Der kasachstanische Präsident Nursultan Nasarbajew kündigte auf dem Gipfel der Eurasischen-Wirtschaftsunion-Länder am 14. Mai in Sotschi die Absicht an, einen Schifffahrtskanal zwischen dem Schwarzen und dem Kaspischen Meer zu bauen. Die Idee ist allerdings nicht neu und wurde bereits im russischen Kaiserreich thematisiert.

Nursultan Nasarbajew hat zum ersten Mal die Bedeutung des Baus des Kanals für die Eurasische Wirtschaftsintegration vor elf Jahren dargelegt. Damals bestand die Notwendigkeit, auf dem Territorium der Russischen Föderation die Wasserwege zu erweitern und es wurde unter anderem die Modernisierung des Wolga-Don-Kanals geplant. Aber der von Nasarbajew vorgeschlagene Eurasia-Kanal ist zum Beispiel mehr als 1.000 km kürzer und es können bis zu 45 Millionen Tonnen an Gütern pro Jahr transportiert werden. Zudem ist ein bedeutender Vorteil in Bezug auf den bestehenden Wasserweg die Reisedauer. In der Zwischenzeit haben sich auch die Prioritäten Russlands geändert. Insofern stimmen Experten darin überein, dass für die Idee von Präsident Nasarbajew jetzt die Zeit gekommen ist.

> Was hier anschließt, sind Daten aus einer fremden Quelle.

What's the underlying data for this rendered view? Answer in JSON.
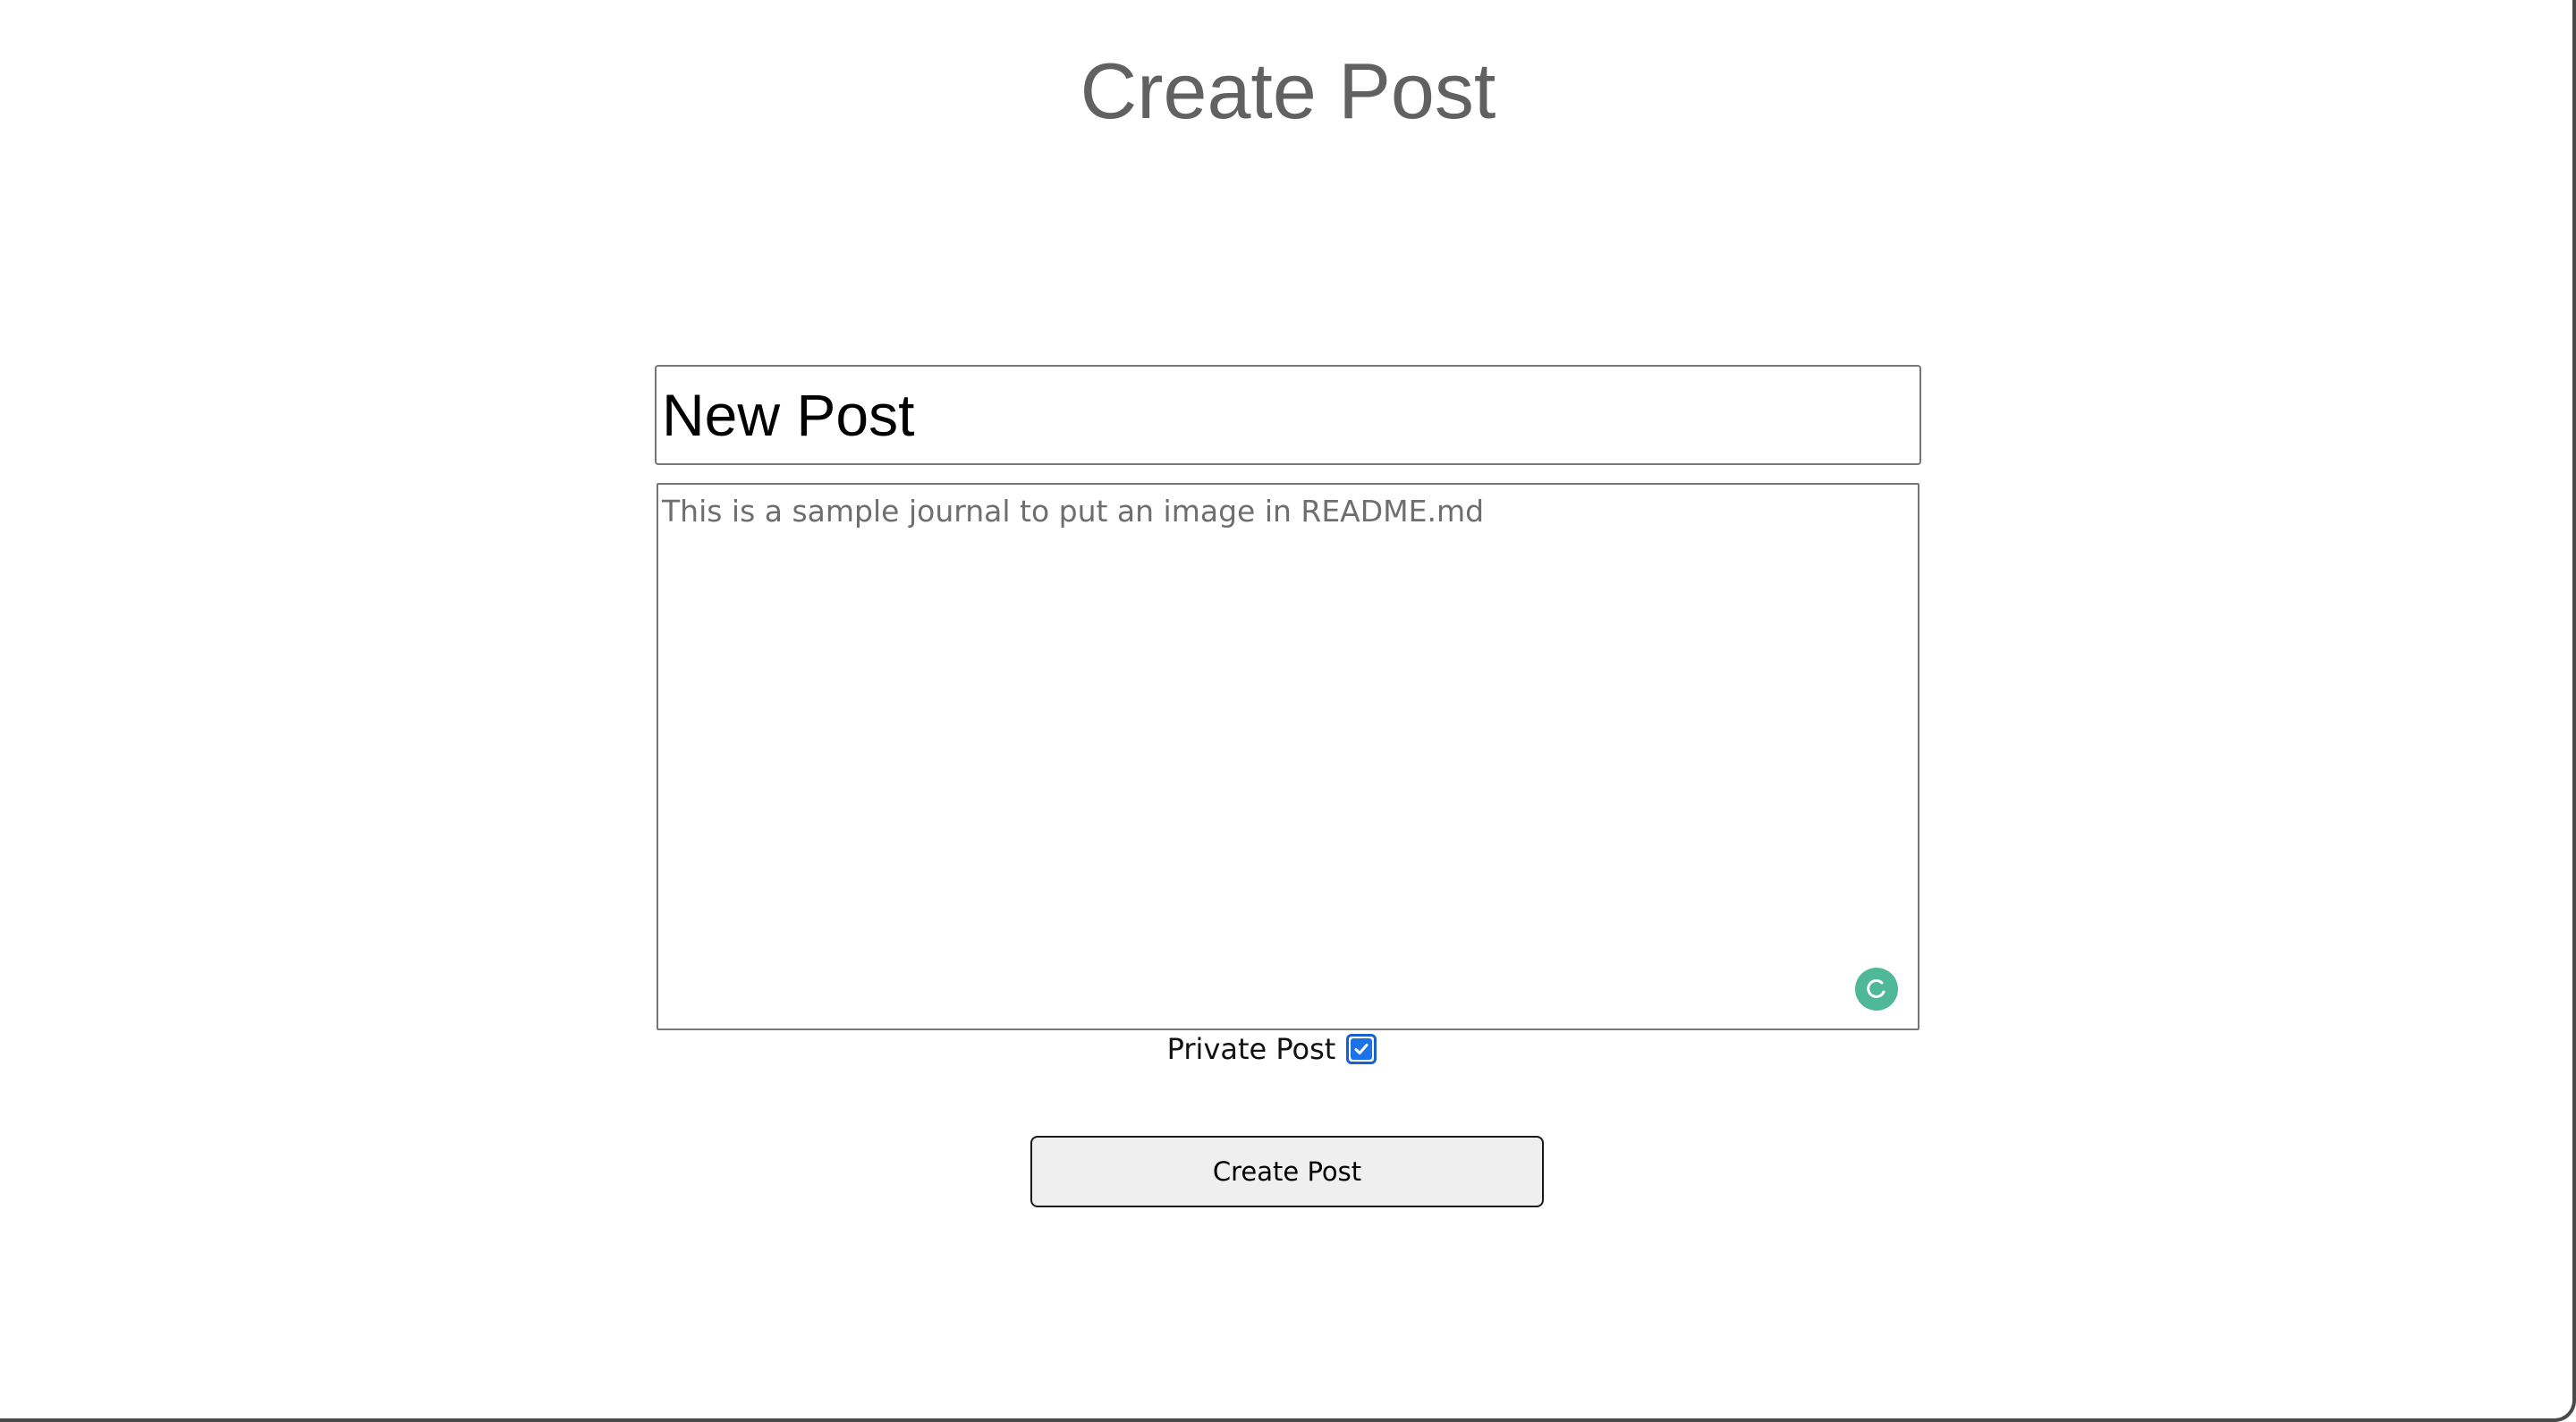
{
  "page": {
    "title": "Create Post"
  },
  "form": {
    "title_value": "New Post",
    "body_placeholder": "This is a sample journal to put an image in README.md",
    "body_value": "",
    "private_label": "Private Post",
    "private_checked": true,
    "submit_label": "Create Post",
    "assist_icon": "grammarly-icon"
  },
  "colors": {
    "title_text": "#616161",
    "assist_badge": "#4fb896",
    "checkbox_accent": "#1a73e8",
    "button_background": "#efefef"
  }
}
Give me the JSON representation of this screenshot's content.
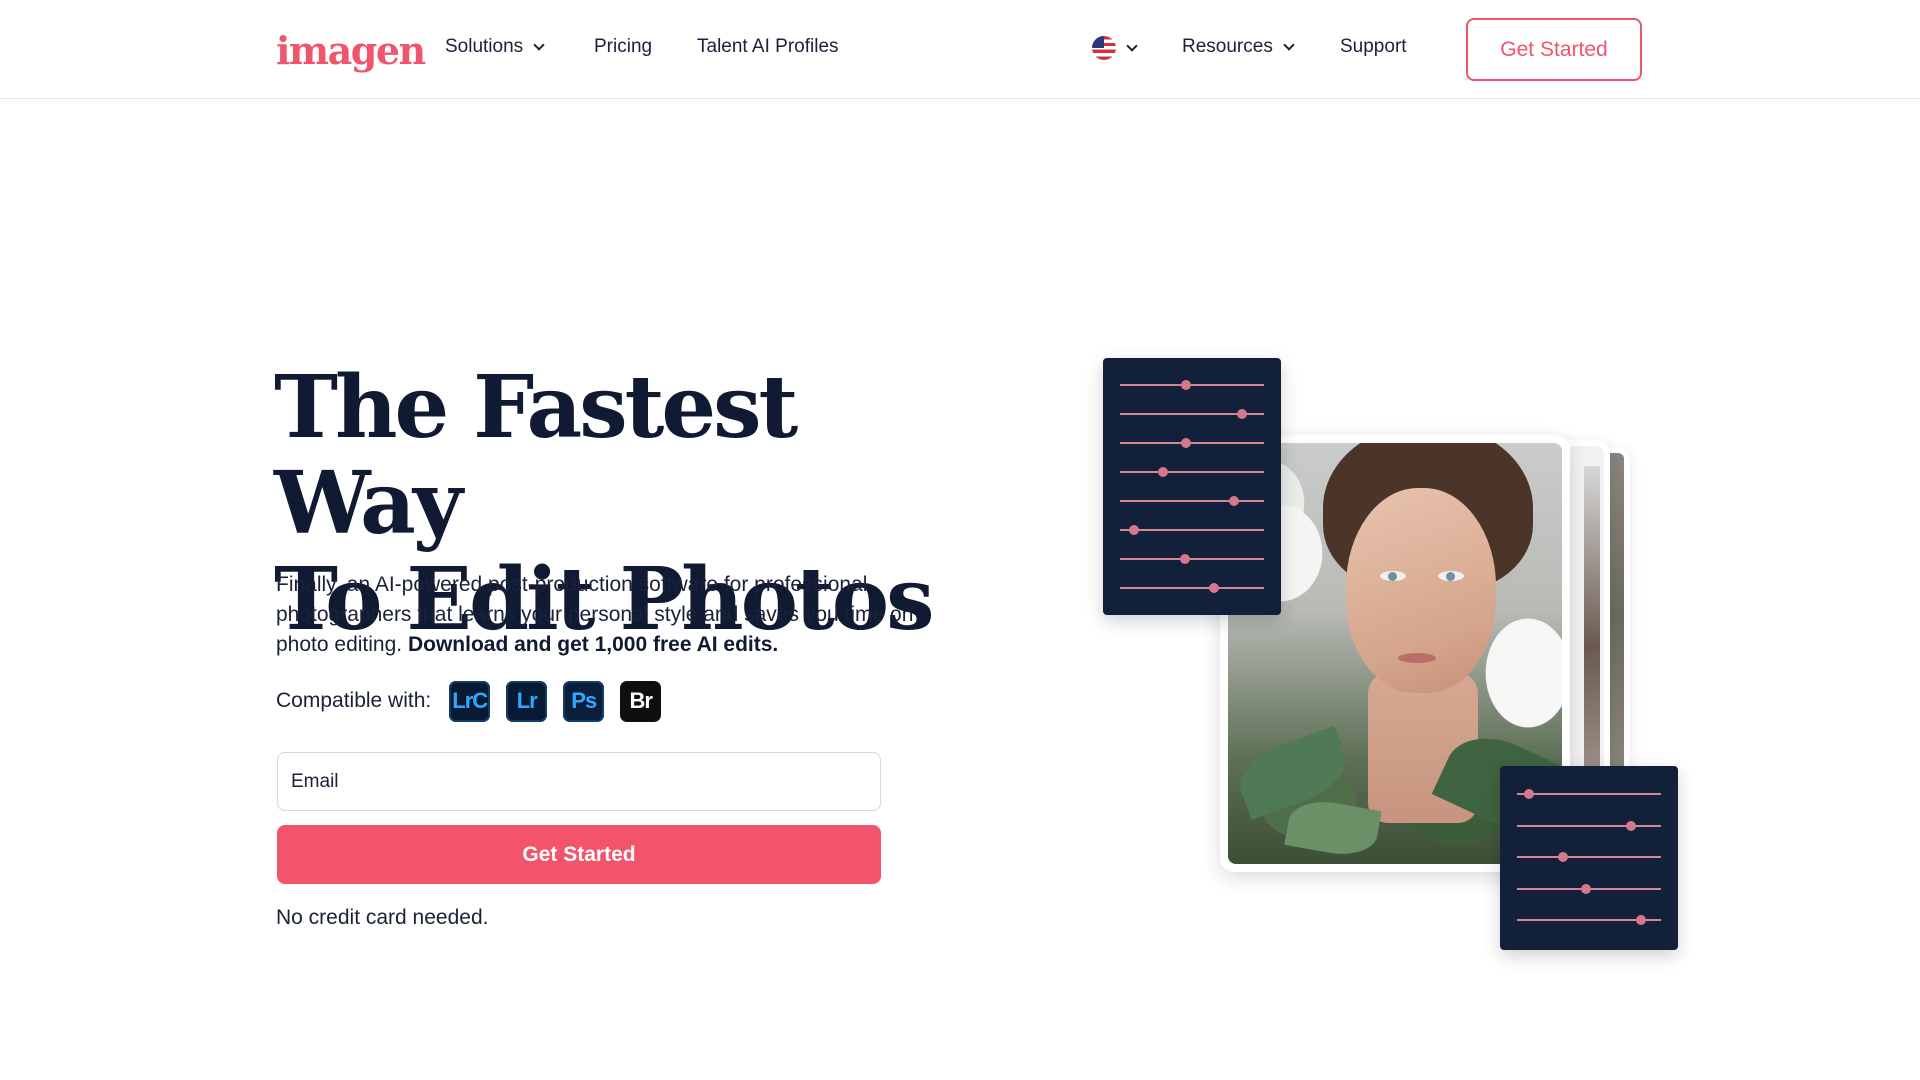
{
  "header": {
    "logo": "imagen",
    "nav": {
      "solutions": "Solutions",
      "pricing": "Pricing",
      "talent": "Talent AI Profiles",
      "resources": "Resources",
      "support": "Support"
    },
    "cta": "Get Started",
    "language_icon": "us-flag-icon"
  },
  "hero": {
    "title_line1": "The Fastest Way",
    "title_line2": "To Edit Photos",
    "description": "Finally, an AI-powered post-production software for professional photographers that learns your personal style and saves you time on photo editing.",
    "description_bold": "Download and get 1,000 free AI edits.",
    "compatible_label": "Compatible with:",
    "apps": [
      "LrC",
      "Lr",
      "Ps",
      "Br"
    ],
    "email_placeholder": "Email",
    "cta": "Get Started",
    "note": "No credit card needed."
  },
  "illustration": {
    "top_panel_slider_levels": [
      0.46,
      0.85,
      0.46,
      0.3,
      0.79,
      0.1,
      0.45,
      0.65
    ],
    "bottom_panel_slider_levels": [
      0.08,
      0.79,
      0.32,
      0.48,
      0.86
    ]
  },
  "colors": {
    "brand": "#f0556e",
    "navy": "#101a33",
    "panel": "#13203a"
  }
}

Eurasia-Kanal als Brücke zwischen Asien und Europa

Die neue Initiative von Nasarbajew zum Bau des Eurasia-Kanals kann jedoch als weiterer Anstoß für die Entwicklung der Eurasischen Wirtschaftsunion angesehen werden. Nasarbajew äußerte dazu: „Die Infrastruktur der Eurasischen Wirtschaftsunion sollte eine gute Brücke zwischen Asien und Europa, dem Osten und Westen, dem Pazifik und dem Atlantik werden. Natürlich ist dieses Projekt für Kasachstan einfach notwendig.“ Fast 70 Prozent der kasachstanischen Rohstoffexporte werden durch Russland transportiert und eine neue Route soll dabei ermöglichen, die Zeit und die Kosten für den Transport zu reduzieren. Zum Vergleich: Derzeit wird kasachstanisches Erdöl zunächst mit Tankern zum Kaspischen Pipeline-Konsortium gebracht und anschließend über die CPC-Pipeline zu den Häfen am Schwarzen Meer weitergeleitet.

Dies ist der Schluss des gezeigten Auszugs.